De plus, les capacités d'adaptation de la denture elle-même sont assez importantes, ce qui permet au dentiste qui travaille sans réfléchir de violer impitoyablement la nature. Ainsi, bien que les orthodontistes qui travaillent de manière traditionnelle accordent, pour le dire gentiment, trop peu d'attention aux distorsions crâniennes et aux articulations, le « traitement » par bagues se déroule malgré tout plus ou moins sans heurts chez certains patients, surtout jeunes, tandis que chez d'autres, les choses se passent moins bien… Et j'ai fait partie de ces patients. Depuis le lancement de ce blog en russe il y a trois ans, de nombreuses personnes m'ont écrit pour me raconter des situations bien pires : après les bagues et, surtout, les extractions dentaires, elles avaient perdu non seulement leur santé, mais aussi leur travail, leurs amis et, pour certaines, même leur famille et leur confiance en elles. Les orthodontistes doivent donc repenser leurs pratiques, car la qualité de leur travail détermine parfois non seulement la santé du patient, mais aussi son destin futur (ne parlons pas maintenant de karma, de causes et d'effets : nous en parlerons une autre fois).

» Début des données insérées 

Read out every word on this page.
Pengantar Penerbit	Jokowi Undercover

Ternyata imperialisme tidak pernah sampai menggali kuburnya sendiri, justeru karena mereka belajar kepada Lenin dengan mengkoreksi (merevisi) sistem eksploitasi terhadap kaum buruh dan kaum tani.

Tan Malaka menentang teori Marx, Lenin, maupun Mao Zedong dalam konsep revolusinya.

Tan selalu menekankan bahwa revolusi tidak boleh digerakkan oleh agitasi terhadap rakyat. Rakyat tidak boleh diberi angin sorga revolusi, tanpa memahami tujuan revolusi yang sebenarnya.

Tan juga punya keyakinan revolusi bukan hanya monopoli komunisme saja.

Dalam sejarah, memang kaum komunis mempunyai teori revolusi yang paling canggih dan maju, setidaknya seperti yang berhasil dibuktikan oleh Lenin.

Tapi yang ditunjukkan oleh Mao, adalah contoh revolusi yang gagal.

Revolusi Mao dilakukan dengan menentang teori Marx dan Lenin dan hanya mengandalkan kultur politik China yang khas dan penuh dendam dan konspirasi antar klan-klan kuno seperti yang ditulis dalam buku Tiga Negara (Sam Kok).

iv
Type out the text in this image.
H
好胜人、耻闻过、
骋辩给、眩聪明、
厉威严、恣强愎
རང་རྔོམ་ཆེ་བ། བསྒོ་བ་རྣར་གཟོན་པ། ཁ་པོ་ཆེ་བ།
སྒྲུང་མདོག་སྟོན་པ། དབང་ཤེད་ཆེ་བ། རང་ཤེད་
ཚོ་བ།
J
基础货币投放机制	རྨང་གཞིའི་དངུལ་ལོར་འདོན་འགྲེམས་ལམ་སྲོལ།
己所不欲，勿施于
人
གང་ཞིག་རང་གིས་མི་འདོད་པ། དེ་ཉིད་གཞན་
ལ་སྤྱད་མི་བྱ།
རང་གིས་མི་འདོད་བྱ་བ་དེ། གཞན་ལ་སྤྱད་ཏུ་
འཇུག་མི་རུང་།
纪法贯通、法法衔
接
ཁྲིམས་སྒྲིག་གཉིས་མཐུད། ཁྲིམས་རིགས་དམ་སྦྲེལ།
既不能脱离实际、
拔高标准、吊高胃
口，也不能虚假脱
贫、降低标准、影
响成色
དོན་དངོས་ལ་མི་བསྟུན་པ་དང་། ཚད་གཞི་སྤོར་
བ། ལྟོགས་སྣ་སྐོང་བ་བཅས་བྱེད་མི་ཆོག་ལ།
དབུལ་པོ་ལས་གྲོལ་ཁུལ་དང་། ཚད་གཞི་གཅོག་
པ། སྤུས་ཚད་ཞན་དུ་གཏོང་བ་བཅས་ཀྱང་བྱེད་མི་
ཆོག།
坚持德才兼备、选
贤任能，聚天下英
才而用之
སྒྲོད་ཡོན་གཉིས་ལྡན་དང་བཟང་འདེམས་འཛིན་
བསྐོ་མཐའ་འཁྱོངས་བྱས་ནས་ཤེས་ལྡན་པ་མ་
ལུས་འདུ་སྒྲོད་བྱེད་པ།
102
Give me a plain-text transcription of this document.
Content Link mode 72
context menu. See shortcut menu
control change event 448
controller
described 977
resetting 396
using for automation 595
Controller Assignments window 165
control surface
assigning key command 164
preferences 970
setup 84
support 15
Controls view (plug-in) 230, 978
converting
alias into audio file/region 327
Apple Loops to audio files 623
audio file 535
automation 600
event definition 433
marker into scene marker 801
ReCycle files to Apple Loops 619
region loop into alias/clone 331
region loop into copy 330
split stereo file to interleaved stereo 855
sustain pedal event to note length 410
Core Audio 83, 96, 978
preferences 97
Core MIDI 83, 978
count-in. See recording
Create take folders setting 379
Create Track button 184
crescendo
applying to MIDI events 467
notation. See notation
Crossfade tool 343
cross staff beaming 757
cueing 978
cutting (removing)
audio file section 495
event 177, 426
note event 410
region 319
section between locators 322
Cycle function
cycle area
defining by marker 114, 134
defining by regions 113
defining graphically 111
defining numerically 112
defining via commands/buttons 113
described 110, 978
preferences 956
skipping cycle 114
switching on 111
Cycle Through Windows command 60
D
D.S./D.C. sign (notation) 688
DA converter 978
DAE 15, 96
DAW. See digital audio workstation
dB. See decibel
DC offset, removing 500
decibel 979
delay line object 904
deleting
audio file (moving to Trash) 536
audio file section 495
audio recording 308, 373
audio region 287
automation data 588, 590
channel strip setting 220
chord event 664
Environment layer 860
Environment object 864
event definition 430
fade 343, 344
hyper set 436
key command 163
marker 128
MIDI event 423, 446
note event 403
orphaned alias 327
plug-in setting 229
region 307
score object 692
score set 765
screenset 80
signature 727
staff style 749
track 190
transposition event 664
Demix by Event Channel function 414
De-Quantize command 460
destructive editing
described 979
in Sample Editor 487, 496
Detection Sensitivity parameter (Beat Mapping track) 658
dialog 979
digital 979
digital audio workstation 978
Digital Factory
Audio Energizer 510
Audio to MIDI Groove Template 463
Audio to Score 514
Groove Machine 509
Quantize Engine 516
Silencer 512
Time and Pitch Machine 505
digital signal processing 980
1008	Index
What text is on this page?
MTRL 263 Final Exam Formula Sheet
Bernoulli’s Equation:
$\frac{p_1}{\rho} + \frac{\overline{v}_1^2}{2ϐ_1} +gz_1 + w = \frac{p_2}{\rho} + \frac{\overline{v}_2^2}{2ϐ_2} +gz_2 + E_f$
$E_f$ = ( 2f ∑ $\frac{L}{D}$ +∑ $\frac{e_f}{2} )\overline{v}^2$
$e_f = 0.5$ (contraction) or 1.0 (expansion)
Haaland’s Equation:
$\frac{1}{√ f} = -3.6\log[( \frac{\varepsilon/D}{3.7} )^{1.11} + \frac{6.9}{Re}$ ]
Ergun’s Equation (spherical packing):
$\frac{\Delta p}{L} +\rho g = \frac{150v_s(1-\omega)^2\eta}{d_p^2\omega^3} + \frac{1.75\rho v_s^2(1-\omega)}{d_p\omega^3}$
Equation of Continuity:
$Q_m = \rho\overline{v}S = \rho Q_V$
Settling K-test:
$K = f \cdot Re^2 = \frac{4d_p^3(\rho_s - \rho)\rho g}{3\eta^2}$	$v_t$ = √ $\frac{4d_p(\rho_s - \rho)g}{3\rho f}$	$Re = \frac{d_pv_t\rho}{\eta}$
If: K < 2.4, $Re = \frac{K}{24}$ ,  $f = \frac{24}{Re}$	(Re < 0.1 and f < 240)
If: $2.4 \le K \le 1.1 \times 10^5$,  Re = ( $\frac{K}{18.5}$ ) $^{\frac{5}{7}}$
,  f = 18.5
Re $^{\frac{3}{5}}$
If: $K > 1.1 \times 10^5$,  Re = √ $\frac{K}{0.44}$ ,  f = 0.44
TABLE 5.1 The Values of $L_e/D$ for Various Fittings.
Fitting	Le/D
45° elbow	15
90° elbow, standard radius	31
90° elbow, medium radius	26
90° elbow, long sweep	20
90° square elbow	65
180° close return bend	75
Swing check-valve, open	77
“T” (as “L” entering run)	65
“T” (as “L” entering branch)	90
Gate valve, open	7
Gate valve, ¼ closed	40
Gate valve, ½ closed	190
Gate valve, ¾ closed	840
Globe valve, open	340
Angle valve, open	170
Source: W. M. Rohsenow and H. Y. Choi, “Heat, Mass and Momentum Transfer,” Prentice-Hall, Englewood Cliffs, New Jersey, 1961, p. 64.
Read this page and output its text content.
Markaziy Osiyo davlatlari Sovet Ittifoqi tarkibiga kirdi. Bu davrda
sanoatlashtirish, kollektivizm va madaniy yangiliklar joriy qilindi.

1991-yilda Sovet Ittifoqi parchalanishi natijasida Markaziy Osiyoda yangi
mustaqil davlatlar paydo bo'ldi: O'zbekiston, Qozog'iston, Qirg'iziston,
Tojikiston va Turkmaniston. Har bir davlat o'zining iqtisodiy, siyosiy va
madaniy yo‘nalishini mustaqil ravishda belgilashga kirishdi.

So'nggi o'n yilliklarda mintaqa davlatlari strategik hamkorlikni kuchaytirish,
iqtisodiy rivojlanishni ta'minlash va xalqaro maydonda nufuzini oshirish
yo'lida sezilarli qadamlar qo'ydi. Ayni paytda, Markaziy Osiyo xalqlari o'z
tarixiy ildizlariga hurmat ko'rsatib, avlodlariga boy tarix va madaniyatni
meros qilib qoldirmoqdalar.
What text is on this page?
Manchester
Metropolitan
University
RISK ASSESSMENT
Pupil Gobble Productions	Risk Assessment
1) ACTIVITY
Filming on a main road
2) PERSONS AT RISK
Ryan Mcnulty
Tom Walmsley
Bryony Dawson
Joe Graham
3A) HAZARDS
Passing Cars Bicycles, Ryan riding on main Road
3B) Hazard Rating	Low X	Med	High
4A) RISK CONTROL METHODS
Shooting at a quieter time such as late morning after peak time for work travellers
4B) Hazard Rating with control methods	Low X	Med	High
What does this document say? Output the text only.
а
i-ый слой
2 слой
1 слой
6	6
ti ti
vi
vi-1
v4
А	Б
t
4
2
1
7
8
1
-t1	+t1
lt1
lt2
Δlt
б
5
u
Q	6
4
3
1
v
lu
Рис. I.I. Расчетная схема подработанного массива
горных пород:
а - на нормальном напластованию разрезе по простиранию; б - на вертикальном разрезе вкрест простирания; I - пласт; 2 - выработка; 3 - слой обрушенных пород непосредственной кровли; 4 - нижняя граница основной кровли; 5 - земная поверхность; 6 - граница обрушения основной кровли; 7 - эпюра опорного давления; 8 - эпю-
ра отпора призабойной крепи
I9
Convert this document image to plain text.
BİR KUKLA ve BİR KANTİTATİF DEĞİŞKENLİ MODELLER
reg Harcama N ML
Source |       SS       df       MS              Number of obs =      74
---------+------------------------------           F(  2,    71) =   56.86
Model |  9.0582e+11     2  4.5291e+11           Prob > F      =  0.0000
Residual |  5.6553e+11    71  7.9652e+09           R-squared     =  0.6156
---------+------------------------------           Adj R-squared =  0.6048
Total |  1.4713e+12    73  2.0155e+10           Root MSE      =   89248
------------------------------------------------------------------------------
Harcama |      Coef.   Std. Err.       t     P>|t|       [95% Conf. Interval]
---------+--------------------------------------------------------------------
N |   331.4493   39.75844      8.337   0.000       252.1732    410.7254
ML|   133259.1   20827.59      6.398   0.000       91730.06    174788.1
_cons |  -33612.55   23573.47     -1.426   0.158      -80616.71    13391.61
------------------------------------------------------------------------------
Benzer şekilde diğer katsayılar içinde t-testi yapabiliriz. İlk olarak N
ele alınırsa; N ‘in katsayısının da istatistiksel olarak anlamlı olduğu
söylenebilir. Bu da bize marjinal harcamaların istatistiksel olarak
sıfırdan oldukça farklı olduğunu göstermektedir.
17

Le plus choquant, c'est que des exercices myofonctionnels entièrement gratuits, pratiqués à temps, qui rétablissent la largeur de la denture et la beauté du visage et guérissent complètement les troubles de l'ATM (selon le médecin britannique spécialiste de l'orthotropie Mike Mew et le craniodontiste norvégien Geir Olsen), auraient pu éviter tout recours à un orthodontiste. Mais cela ne concerne plus les cas graves après le port de bagues et, surtout, les extractions dentaires et l'utilisation de tractions élastiques qui y sont associées. Le traitement par appareil ALF constitue dans ces cas une alternative qui, malheureusement, n'a rien d'une partie de plaisir non plus : au cours du processus, absolument tous les symptômes qui étaient présents reviennent dans l'ordre inverse, et il faut une grande force morale pour traverser ce traitement. Malgré tous les avantages de la craniodontie, un obstacle majeur subsiste : il existe encore très peu de spécialistes de très haut niveau dans ce domaine. Pour trouver sa place dans cette profession, un craniodontiste ne peut pas se contenter de suivre des cours : il doit étudier constamment pendant de très nombreuses années, et pas seulement l'orthodontie ALF, mais aussi l'ostéopathie, la posturologie, l'orthopédie et certaines autres spécialités connexes. Ici, c'est au médecin qu'il faut de la force morale. Et malgré tout, je crois sincèrement que l'avenir de l'orthodontie en tant que science est lié à cette orientation et à son lien étroit avec l'ostéopathie crânienne.